The Citbank division of First Citizens BancShares,  (FCNCA)  Raleigh, N.C., offered an APY of 0.5% in January. Nine months later, this rate for savings accounts is 2.4%.

The firm “is continuously analyzing our products and services, including our savings account rates, to best serve our customers,” spokesperson Lexa Tutela said. “We aim to provide convenience and security through our competitive rates, mobile banking services and no monthly service fees.”

Parent First Citizens pays 2.35% for your money. It requires the savings account to have a minimum of $5,000 to qualify for that rate. 

The fintech SoFi  (SOFI) rewards savers with a rate of 2% and offers a bonus of as much as $300 at the time of a direct-deposit account is opened. 

Attractive pay rates are not widely available. According to NerdWallet, the national average APY for savings accounts currently is 0.17%. 

Wells Fargo  (WFC)  offers some of the lowest rates on the market. The interest rate is 0.01% for basic saving accounts, or Way2save, and up to 0.02% APY for customers with a linked Wells Fargo checking account. 

It also offers a selection of certificates of deposit, or CDs, with a minimum opening balance of $2,500.

In general, the rate depends on where the customer is located.

“We set our savings and CD rates based on the competitive dynamics of the marketplace, which may vary by market,” Aryel Bell, a Wells Fargo spokesperson, said by email. 

“We review our rates regularly, yet given the factors that go into the analysis and the ever-changing marketplace, we cannot speculate on future rate changes.”

One reason the big banks aren’t more generous with their interest on deposits is they don’t feel any pressure to do so. Consumers continue to borrow massively. 
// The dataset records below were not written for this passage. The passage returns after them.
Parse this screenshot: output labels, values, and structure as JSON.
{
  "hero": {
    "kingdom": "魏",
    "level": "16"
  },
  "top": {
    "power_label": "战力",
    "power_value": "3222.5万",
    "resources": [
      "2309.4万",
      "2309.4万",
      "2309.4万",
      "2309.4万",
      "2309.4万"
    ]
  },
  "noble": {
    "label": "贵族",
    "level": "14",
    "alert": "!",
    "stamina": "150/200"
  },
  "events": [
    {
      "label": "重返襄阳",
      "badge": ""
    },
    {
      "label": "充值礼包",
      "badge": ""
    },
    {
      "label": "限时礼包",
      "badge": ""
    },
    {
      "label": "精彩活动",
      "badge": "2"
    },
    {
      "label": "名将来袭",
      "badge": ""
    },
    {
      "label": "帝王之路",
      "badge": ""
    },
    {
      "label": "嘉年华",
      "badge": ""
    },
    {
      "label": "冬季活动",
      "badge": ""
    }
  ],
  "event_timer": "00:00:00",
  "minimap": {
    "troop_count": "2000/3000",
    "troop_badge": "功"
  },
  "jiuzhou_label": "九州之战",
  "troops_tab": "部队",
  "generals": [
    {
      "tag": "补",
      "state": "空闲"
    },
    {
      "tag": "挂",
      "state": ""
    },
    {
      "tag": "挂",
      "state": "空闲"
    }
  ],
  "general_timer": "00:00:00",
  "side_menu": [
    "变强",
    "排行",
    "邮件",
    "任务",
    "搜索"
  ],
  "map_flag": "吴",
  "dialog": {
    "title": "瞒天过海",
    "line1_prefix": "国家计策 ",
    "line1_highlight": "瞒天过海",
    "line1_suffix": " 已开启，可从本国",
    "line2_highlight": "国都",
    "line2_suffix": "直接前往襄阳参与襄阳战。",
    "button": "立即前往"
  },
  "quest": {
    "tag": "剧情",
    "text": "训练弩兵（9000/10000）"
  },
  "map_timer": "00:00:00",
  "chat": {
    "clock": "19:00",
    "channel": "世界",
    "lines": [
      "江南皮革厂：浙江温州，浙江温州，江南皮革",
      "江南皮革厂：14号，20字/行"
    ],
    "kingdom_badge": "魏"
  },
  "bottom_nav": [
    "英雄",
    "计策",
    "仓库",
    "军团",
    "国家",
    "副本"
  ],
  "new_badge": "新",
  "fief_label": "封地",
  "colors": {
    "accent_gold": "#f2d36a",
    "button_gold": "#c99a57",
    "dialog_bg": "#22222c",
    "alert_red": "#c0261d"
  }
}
“Our consumer-banking segment continued to see good momentum as we grew loans at the fastest quarterly pace in nearly three years,” Bank of America’s  (BAC) Chief Executive Brian Moynihan told analysts during the second-quarter-earnings’ call on July 18.

Also noteworthy: The banks were flooded with savers’ cash following the various stimulus payments the government made during the covid-19 pandemic.